Mount Readmore Book Review, 2017 53/100
The Red Collar By Jean-Christophe Rufin
Paperback Edition
Finished on 6/19/2017
Genres: Historical, WWI
A tale of one loyal hound, a socialist and the officer investigating them
Spoiler-tastic review
I really liked this book. Written by one of the founders of Doctors Without Borders, this short novel tells the anecdote of WWI.
The book’s focus is Morlac, a French hero of the trench wars of Eastern Europe, but the real star of the show is the unloved Wilhelm the dog. Wilhelm is Morlac’s unappreciated buddy, who survived with Morlac for years on the front line. Inexplicably Morlac hates his faithful dog. It is revealed that Wilhelm stopped Morlac from being a traitor to the French by throwing a wrench in the gears of a socialist uprising in the trenches. After the war is over Morlac insults the French Republic by bestowing all his medals publically upon Wilhelm, triggering the events of this book in order to get revenge on his cheating wife.

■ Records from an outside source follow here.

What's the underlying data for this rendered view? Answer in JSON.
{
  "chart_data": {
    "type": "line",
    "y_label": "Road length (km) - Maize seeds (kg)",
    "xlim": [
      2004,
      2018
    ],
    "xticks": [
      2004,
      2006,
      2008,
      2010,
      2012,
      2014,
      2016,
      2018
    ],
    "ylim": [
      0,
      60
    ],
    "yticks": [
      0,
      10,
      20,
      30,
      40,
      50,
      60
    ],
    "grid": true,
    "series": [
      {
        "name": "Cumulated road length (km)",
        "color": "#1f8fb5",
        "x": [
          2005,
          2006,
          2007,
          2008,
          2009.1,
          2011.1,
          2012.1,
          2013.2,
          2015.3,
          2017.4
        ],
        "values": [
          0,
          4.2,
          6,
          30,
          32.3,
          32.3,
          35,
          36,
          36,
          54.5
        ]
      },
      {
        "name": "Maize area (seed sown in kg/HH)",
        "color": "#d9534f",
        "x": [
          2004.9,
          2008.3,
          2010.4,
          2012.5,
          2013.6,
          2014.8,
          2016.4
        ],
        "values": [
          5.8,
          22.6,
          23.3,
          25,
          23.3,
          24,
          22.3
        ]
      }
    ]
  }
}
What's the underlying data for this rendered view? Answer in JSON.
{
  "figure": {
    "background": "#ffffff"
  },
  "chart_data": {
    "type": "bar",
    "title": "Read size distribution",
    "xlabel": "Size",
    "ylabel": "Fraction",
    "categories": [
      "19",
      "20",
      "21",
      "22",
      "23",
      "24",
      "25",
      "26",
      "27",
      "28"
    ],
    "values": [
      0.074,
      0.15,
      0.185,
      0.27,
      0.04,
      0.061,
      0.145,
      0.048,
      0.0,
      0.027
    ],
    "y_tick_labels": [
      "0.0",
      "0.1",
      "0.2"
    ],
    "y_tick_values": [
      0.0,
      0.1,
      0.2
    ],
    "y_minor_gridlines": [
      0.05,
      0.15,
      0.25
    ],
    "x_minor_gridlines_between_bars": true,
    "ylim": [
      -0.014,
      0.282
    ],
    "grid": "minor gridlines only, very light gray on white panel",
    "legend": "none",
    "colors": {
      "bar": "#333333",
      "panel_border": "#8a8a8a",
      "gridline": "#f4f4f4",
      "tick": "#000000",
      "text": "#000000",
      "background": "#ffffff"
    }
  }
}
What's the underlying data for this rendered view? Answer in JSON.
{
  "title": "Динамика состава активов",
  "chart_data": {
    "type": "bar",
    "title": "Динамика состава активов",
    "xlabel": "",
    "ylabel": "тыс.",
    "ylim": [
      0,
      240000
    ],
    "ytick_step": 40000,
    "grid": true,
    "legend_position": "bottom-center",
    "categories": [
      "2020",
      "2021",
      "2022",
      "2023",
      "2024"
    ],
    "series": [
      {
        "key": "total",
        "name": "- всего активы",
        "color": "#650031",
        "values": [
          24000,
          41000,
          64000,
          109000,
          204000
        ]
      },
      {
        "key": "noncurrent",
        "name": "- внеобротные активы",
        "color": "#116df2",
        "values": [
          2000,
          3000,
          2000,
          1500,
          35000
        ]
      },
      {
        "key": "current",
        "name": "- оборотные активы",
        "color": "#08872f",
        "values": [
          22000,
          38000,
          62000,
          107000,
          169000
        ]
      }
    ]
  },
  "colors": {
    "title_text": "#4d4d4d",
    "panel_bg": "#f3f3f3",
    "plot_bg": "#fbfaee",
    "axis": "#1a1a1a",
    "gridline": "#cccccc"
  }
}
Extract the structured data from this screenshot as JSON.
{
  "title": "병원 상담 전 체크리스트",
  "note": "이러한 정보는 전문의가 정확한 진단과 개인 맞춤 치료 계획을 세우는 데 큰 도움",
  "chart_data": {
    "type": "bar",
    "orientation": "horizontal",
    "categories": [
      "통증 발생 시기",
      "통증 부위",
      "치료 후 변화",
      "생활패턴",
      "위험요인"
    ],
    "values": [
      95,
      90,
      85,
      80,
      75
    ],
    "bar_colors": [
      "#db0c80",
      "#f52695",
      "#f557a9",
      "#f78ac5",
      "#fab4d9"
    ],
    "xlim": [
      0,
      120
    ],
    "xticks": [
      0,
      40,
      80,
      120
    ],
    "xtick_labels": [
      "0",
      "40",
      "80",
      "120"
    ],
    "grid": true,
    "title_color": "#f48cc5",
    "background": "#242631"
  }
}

The setting and characters were fully fleshed out, with descriptions of the cheating wife’s gnarled hands and the assistant police officer’s ‘peasant eyes,’ which gave depth to a book which was otherwise quite brief.
I’ll be honest, this book was a bit rough. The prose was ‘alright,’ but I didn’t like the book’s structure. The structure of the book has literary merit, but I disliked it for the same reason that I disliked ‘Ancillary Justice:’ the reader doesn’t learn something all the characters know until the last ten pages. It left me feeling annoyed the entire time. Everything else about this book was a joy to read, but the fact that the author left me deliberately ignorant ticked me off.
This book is highly recommended. And yes, the dog lives.